Few strings attached
Money provided through the World Cinema Fund can be spent entirely in the country in which the film is being shot, boosting local film industries, and there are few restrictions on how the money may be spent. Filipino director Raya Martin, who directed the film "Independencia" about the US-occupied Philippines, said he appreciated the freedom.
"These films won't be getting support from private institutions and very little from the government," he said. "The WCF is one of the few funders that really respect what the filmmaker wants to do."
It's very hard to find something like the World Cinema Fund nowadays, he added, since a lot of the institutions that support films impose their own ideas about the country onto the production.
Martin said he was surprised that the World Cinema Fund was not better known, given that many films it has supported have gone on to receive prestigious awards and nominations. The Palestinian film "Paradise Now," was nominated for an Oscar, and others were screened at the Cannes and Venice film festivals.
Money always an issue
But according to Michael Weber, who has co-produced several World Cinema Fund films, while festival glamour is all well and good, it's also important that the films are financial successes.
"It would be nice if I could say we're only doing that for artistic reasons, and because there are such great directors out there, and it's great to be a patron of the arts. But that's not the case," he said.

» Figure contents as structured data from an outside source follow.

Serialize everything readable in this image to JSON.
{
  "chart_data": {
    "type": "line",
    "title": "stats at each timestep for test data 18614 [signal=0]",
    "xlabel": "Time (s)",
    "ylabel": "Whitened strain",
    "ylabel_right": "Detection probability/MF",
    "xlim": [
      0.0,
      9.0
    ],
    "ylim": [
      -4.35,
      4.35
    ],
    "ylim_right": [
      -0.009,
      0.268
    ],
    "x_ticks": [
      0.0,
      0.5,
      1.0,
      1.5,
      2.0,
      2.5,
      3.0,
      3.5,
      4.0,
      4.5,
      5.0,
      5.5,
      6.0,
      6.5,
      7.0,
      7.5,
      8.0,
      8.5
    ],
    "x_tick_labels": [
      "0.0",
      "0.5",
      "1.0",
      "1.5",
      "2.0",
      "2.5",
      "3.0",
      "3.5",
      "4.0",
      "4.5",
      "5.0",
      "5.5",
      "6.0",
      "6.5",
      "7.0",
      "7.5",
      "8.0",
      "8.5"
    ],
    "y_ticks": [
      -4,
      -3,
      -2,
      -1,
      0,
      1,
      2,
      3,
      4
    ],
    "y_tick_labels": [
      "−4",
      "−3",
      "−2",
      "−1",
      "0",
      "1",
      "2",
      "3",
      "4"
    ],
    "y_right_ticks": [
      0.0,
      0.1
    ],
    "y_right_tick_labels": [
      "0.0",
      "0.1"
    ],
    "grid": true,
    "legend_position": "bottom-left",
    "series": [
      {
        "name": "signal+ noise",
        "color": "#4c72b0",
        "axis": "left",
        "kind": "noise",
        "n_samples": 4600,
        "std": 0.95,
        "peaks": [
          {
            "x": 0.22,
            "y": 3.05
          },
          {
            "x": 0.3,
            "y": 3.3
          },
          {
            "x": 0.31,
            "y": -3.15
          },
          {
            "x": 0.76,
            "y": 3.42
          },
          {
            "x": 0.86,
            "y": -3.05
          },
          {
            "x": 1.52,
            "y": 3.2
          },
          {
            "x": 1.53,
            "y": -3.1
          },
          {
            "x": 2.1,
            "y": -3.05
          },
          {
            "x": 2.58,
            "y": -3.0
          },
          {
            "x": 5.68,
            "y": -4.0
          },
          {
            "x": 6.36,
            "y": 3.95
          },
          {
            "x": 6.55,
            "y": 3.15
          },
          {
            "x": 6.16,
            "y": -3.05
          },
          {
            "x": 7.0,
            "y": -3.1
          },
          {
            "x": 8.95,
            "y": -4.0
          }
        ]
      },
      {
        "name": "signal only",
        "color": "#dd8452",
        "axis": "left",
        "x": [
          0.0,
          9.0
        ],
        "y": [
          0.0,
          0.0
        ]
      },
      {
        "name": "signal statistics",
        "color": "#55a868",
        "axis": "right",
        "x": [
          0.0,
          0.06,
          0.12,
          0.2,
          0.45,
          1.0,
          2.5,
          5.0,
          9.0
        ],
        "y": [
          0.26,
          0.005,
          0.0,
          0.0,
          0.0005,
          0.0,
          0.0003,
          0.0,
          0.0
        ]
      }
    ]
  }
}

Weber has sold the rights for his film, "The Milk of Sorrow," to more than 30 countries, which is unusual for such a small art-house production. Films selected for partial funding by the World Cinema Fund are more attractive to producers as they present less of a financial risk than films without backing, Weber said.
Nevertheless, it's unclear how much longer the Fund will be able to support productions like "The Milk of Sorrow," since it currently receives most of its financial support from the German Federal Cultural Foundation, and that support is only guaranteed until next year. The Fund is now on the lookout for new partners.
"Everyone who gets involved in something like this hopes of course that a little jewel that comes into existence somewhere - which no one knows about at the beginning and which the WCF supports - will become a huge success," Weber said.